Striatonigrostriatal pathways in primates form an ascending spiral from the shell to the dorsolateral striatum.
2 years ago
In this extensive anatomical study Susan Haber et al trace in detail the reciprocal connections between the different striatal regions and the midbrain dopamine neurons that provide input to them. They first make an admirable effort to functionally divide the striatal regions (in primate) into limbic (VMS), associative (CS), and sensorimotor (DLS) by mapping the regions by the inputs from limbic corticies/amygdala/hippocampus, dlPFC, and motor/premotor regions respectively. They then did many anterograde, retrograde, and bidirectional tracer injections in various striatum and the midbrain sites. Among their many findings, the one that warranted great attention and a theoretical framework about network function was that for each successive striatal region moving in the ventromedial-dorsolateral direction their inputs to the midbrain had both overlap with where their own DA inputs originated and extended past the origin region in the ventral direction (moving inversely to the striatal axis) to exert influence on the midbrain neurons that would be sending input to the “next step up” in the striatum. They conjecture that the part of the inputs going back to the origin DA cells have direct synapses with the DA cells to provide feedback inhibition while the part of the inputs going to the adjacent midbrain area synapse with inhibitory interneurons thus disinhibiting the next set of DA cells. They dub this the “ascending spiral” that allows striatal regions to have influence on the regions just dorsolateral to them by modulating their dopamine inputs.
I find this a fascinating hypothesis and I wonder if they could make some predictions about what kinds of future experimental electrophysiology or optogenetics results can help to support this idea. How would this circuit work in real time? Would we expect to see the each successive step in the spiral happening several milliseconds after the previous signal?

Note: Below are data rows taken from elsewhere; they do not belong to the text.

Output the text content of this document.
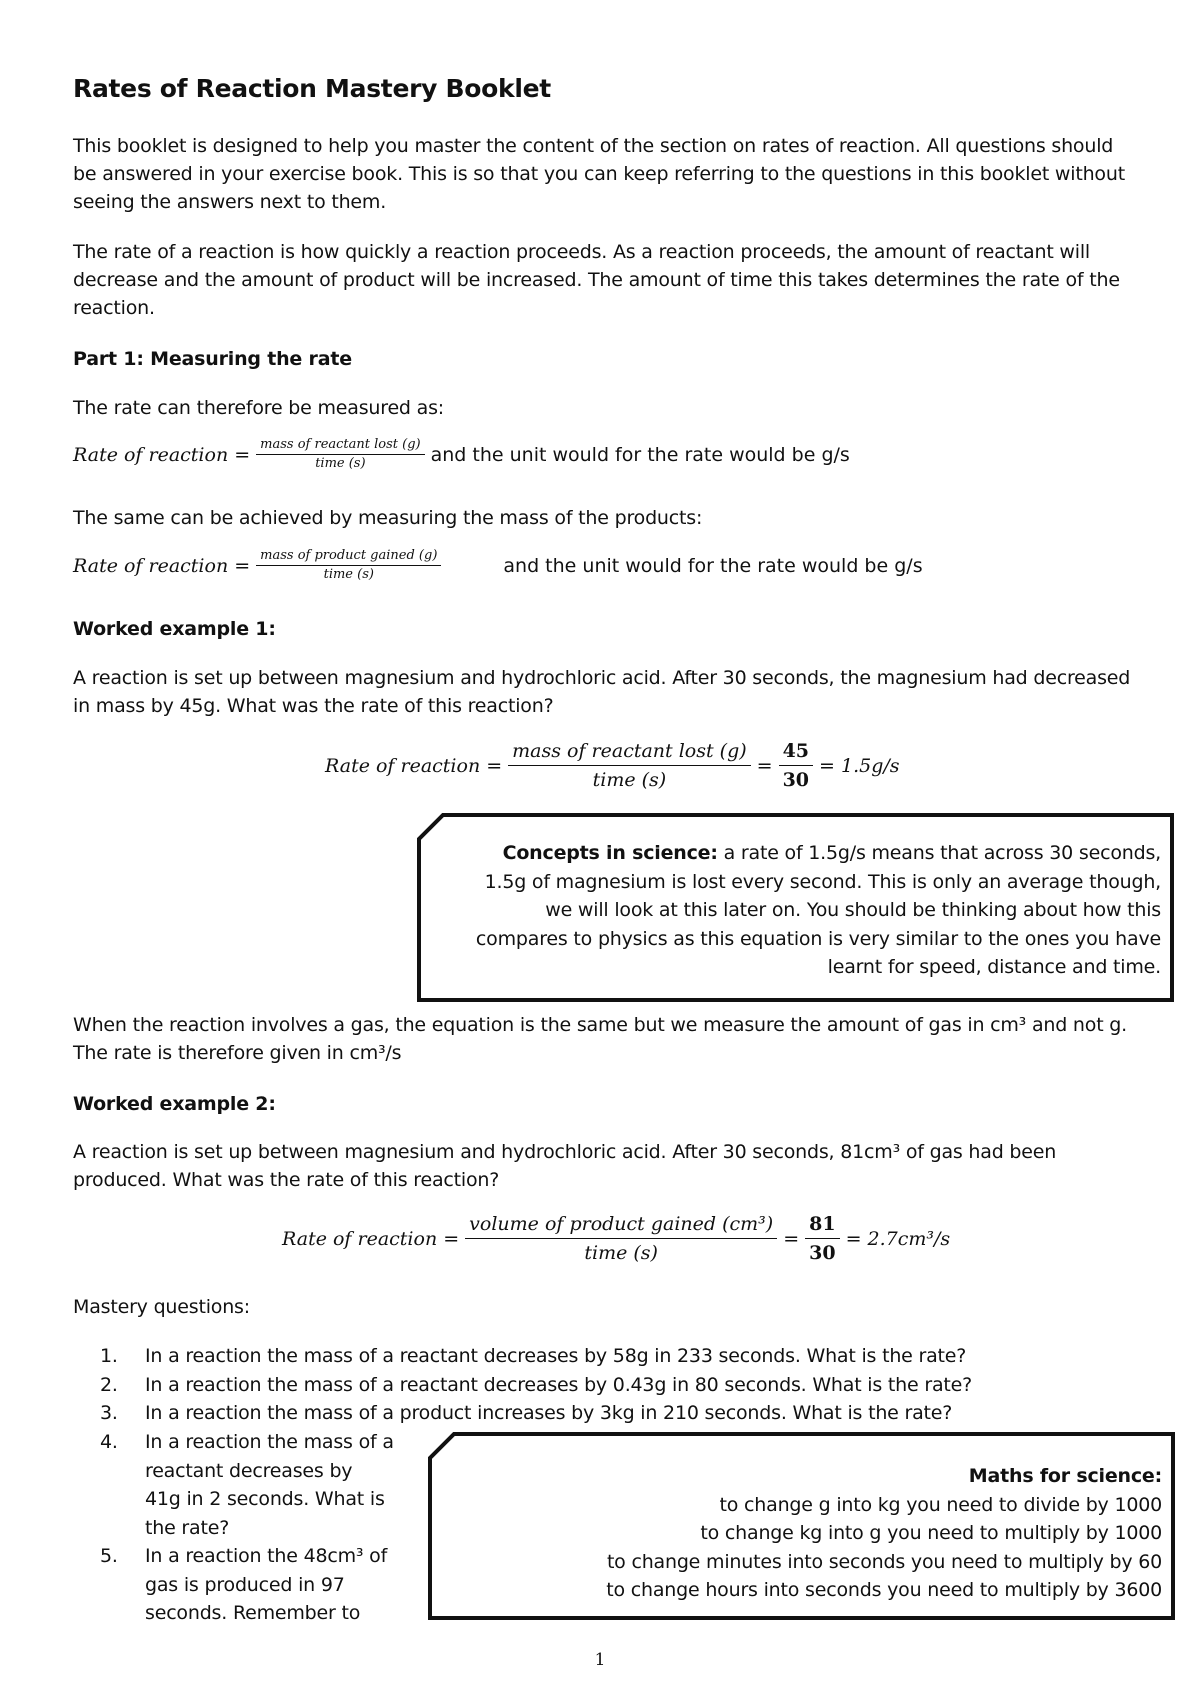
Rates of Reaction Mastery Booklet
This booklet is designed to help you master the content of the section on rates of reaction. All questions should be answered in your exercise book. This is so that you can keep referring to the questions in this booklet without seeing the answers next to them.
The rate of a reaction is how quickly a reaction proceeds. As a reaction proceeds, the amount of reactant will decrease and the amount of product will be increased. The amount of time this takes determines the rate of the reaction.
Part 1: Measuring the rate
The rate can therefore be measured as:
Rate of reaction = $\frac{\text{mass of reactant lost (g)}}{\text{time (s)}}$ and the unit would for the rate would be g/s
The same can be achieved by measuring the mass of the products:
Rate of reaction = $\frac{\text{mass of product gained (g)}}{\text{time (s)}}$	and the unit would for the rate would be g/s
Worked example 1:
A reaction is set up between magnesium and hydrochloric acid. After 30 seconds, the magnesium had decreased in mass by 45g. What was the rate of this reaction?
Rate of reaction = $\frac{\text{mass of reactant lost (g)}}{\text{time (s)}} = \frac{45}{30} = 1.5g/s$
Concepts in science: a rate of 1.5g/s means that across 30 seconds,
1.5g of magnesium is lost every second. This is only an average though,
we will look at this later on. You should be thinking about how this
compares to physics as this equation is very similar to the ones you have
learnt for speed, distance and time.
When the reaction involves a gas, the equation is the same but we measure the amount of gas in cm³ and not g. The rate is therefore given in cm³/s
Worked example 2:
A reaction is set up between magnesium and hydrochloric acid. After 30 seconds, 81cm³ of gas had been produced. What was the rate of this reaction?
Rate of reaction = $\frac{\text{volume of product gained (cm³)}}{\text{time (s)}} = \frac{81}{30} = 2.7cm^3/s$
Mastery questions:
1.	In a reaction the mass of a reactant decreases by 58g in 233 seconds. What is the rate?
2.	In a reaction the mass of a reactant decreases by 0.43g in 80 seconds. What is the rate?
3.	In a reaction the mass of a product increases by 3kg in 210 seconds. What is the rate?
4.	In a reaction the mass of a
reactant decreases by
41g in 2 seconds. What is
the rate?
5.	In a reaction the 48cm³ of
gas is produced in 97
seconds. Remember to
Maths for science:
to change g into kg you need to divide by 1000
to change kg into g you need to multiply by 1000
to change minutes into seconds you need to multiply by 60
to change hours into seconds you need to multiply by 3600
1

Interesting! If you electrically stimulate at the beginning of the spiral, do you see a response at the end of the spiral at a time delay that's appropriate for such a roundabout path? (I can imagine lots of reasons why you *wouldn't* see the delay, even though the spiral hypothesis is right. But a positive result here would be informative and cool).
imalsogreg (36) 2 years ago
I wonder if they could have conjectured how this roundabout method of adjacent striatal zones to influence each other would interact with the more direct method of MSNs and interneurons within striatum communicating to adjacent areas via their interstriatal connections depending on the reach of their dendritic and axonal arbors.